THE NAKASENDO WAY, JAPAN

The Nakasendo way (Japan) was an ancient road that linked Tokyo with Kyoto, and it was controlled by the old warlords. Along that way there are stations like forts and they controlled who went on that road and it was for their own survival. It was a very violent time in the 12th and 13th centuries. So this road goes through the mountains, literally through the mountains behind Kyoto.

It’s a 10-day walk, and you walk from Ryokan to Ryokan (traditional Japanese inns). You stay in tiny, tiny little ancient Japanese Ryokans. You have to just carry a little day pack. You’ve got to be fit enough to walk up to 8 hours a day. But you go in the autumn or the summer. And the road can be hilly, very steep or it can be quite flat. And little paths, little beautiful tiny mountain paths. You’re surrounded on all sides by trees, bamboo. It was autumn so all the leaves are changing colour, and in that 10 days, the leaves went from green to brown to scarlet to yellow. And it’s meditative because the only thing you need to do is concentrate on your feet – that’s it! I tried one or two times…, things came into my head but I had to push them away. So you basically just get up in the morning, have a divine Japanese breakfast, and you put on your shoes and your jacket, take your walking sticks, and walk – until dusk.

It’s very spiritual. It’s very ancient. And it’s a challenge beyond. There are some days when you are walking on the original bluestone. They’re like 500 years old and you’ve got to walk on them in a certain way and you’ve got to be very, very careful. You’ve just got to plod. They’re sort of sticking up. It might only go on for half a mile because a lot of them are not there. You’ve got to plod. You’ve got to walk as slowly as your heartbeat. And what’s the challenge for me, is slowing down. You can’t run because you won’t make it.

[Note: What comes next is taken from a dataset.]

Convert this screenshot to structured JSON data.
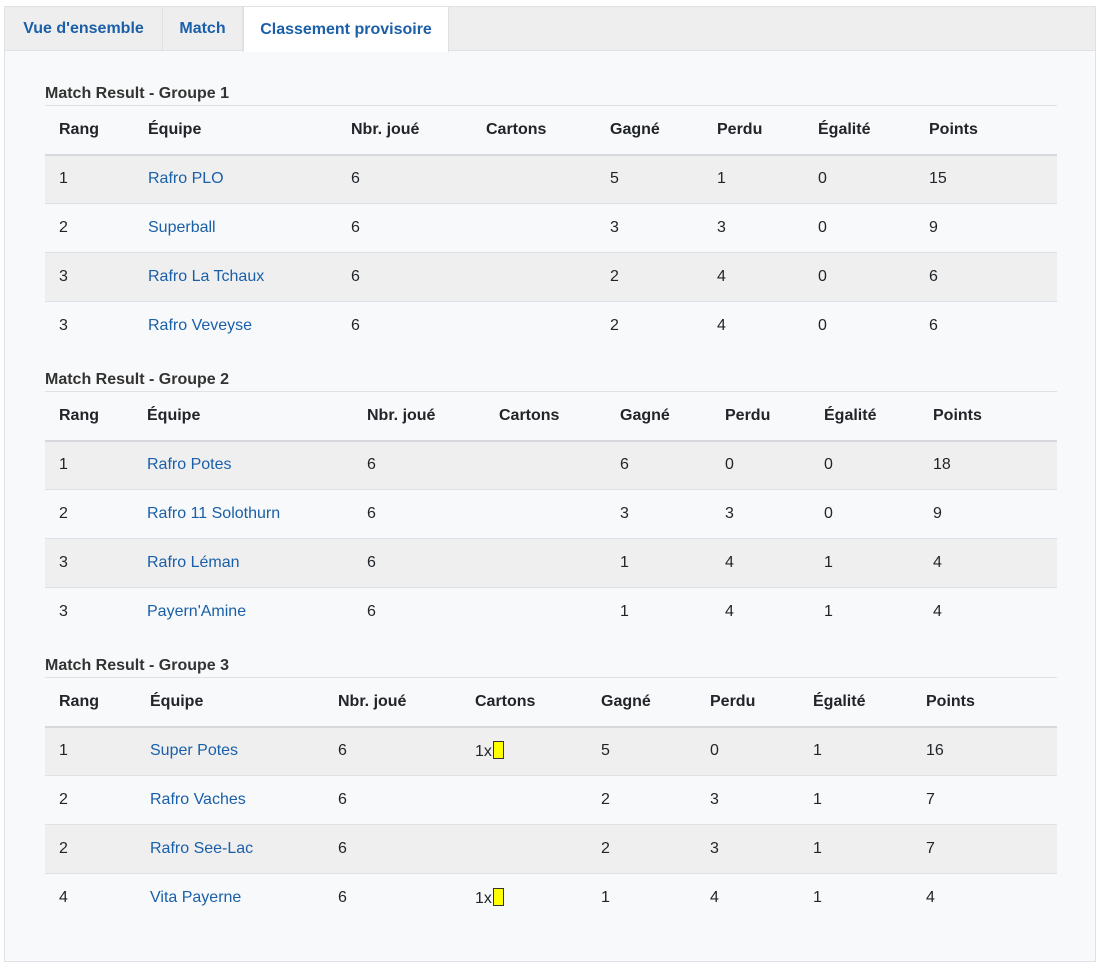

And the other challenge was just to know I could get there. Because on about the third or fourth day you think, I’m not putting my boots on again.

We probably ended up walking 300 kilometres.

So, I know lots of people that are doing that right now. People of my age, women who are feeling – if I don’t do it now, I’ll never be this fit again. Because you must be reasonably fit.